"Ich werde sterben" – Radprofi überlebt Horror-Sturz nur knapp
Schwere Verletzungen nach Sturz in Oman
Der 10. Februar wird Damien Touzé wohl für immer in Erinnerung bleiben. Auf der vierten Etappe der Tour de Oman stürzte der Profi des Cofidis-Teams schwer. Zunächst wurden ein Becken- und ein Oberschenkelbruch diagnostiziert – gravierende Verletzungen, aber offenbar nicht lebensbedrohlich.
Doch die Situation war ernster, als zunächst angenommen.
Wie die französische Sportzeitung "L’Equipe" berichtet, blieb eine Milzruptur zunächst unentdeckt. Erst später wurde die innere Verletzung erkannt – zu einem Zeitpunkt, als Touzé bereits hohes Fieber entwickelte und in akuter Lebensgefahr schwebte.
"Ich werde sterben"
Besonders dramatisch: Noch am Unfalltag rief Touzé seine Ehefrau an.
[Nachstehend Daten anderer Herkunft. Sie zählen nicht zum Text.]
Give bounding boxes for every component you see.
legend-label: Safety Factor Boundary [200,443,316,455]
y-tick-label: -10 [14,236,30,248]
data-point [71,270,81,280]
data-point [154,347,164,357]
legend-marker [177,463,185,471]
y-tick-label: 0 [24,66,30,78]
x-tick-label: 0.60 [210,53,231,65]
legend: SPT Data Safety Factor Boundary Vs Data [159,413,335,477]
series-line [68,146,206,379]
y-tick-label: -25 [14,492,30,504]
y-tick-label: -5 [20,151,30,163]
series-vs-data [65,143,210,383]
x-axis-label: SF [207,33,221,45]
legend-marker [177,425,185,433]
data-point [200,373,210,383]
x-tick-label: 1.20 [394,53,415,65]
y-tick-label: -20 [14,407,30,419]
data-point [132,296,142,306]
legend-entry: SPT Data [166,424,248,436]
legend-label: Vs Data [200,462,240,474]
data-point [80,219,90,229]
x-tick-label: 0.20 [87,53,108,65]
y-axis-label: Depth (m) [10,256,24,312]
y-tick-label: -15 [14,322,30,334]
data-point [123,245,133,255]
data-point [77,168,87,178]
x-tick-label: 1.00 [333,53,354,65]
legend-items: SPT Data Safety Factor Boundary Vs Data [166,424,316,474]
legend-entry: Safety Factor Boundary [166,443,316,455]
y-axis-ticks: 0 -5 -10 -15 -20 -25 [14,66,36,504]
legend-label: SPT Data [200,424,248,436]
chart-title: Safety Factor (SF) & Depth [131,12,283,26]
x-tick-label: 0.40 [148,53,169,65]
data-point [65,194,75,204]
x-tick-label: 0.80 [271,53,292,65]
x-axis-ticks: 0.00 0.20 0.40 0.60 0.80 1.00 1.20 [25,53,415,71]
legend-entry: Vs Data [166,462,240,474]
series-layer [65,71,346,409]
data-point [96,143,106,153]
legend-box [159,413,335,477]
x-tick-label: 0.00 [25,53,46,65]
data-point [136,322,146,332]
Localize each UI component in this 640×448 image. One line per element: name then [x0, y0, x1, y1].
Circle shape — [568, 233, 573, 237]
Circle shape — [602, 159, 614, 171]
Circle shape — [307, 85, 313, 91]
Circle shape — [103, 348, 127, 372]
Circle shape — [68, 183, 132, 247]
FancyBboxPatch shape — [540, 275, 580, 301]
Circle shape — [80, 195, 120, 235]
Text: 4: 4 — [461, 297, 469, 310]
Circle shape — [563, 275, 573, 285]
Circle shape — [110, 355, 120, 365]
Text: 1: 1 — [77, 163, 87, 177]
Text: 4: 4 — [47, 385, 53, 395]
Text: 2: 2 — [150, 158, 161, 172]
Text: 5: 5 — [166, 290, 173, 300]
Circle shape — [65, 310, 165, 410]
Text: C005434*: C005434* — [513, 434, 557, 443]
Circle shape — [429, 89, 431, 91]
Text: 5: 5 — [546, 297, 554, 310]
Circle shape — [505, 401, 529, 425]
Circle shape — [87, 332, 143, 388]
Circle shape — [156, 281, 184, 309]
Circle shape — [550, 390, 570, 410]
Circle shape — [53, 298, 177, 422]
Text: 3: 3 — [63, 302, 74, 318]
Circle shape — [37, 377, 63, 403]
Diese erinnert sich an das Gespräch: "Er weinte. Er sagte zu mir: ‚Ich werde sterben, sag unserem Sohn, dass ich ihn liebe.‘"
Sie habe versucht, ihn zu beruhigen, erzählt sie weiter. Doch gleichzeitig habe sie gespürt, dass mehr hinter seinen Worten steckte: "Ich sagte ihm, dass man an solchen Verletzungen nicht stirbt. Aber tief in meinem Inneren fühlte ich, dass es schlimmer war."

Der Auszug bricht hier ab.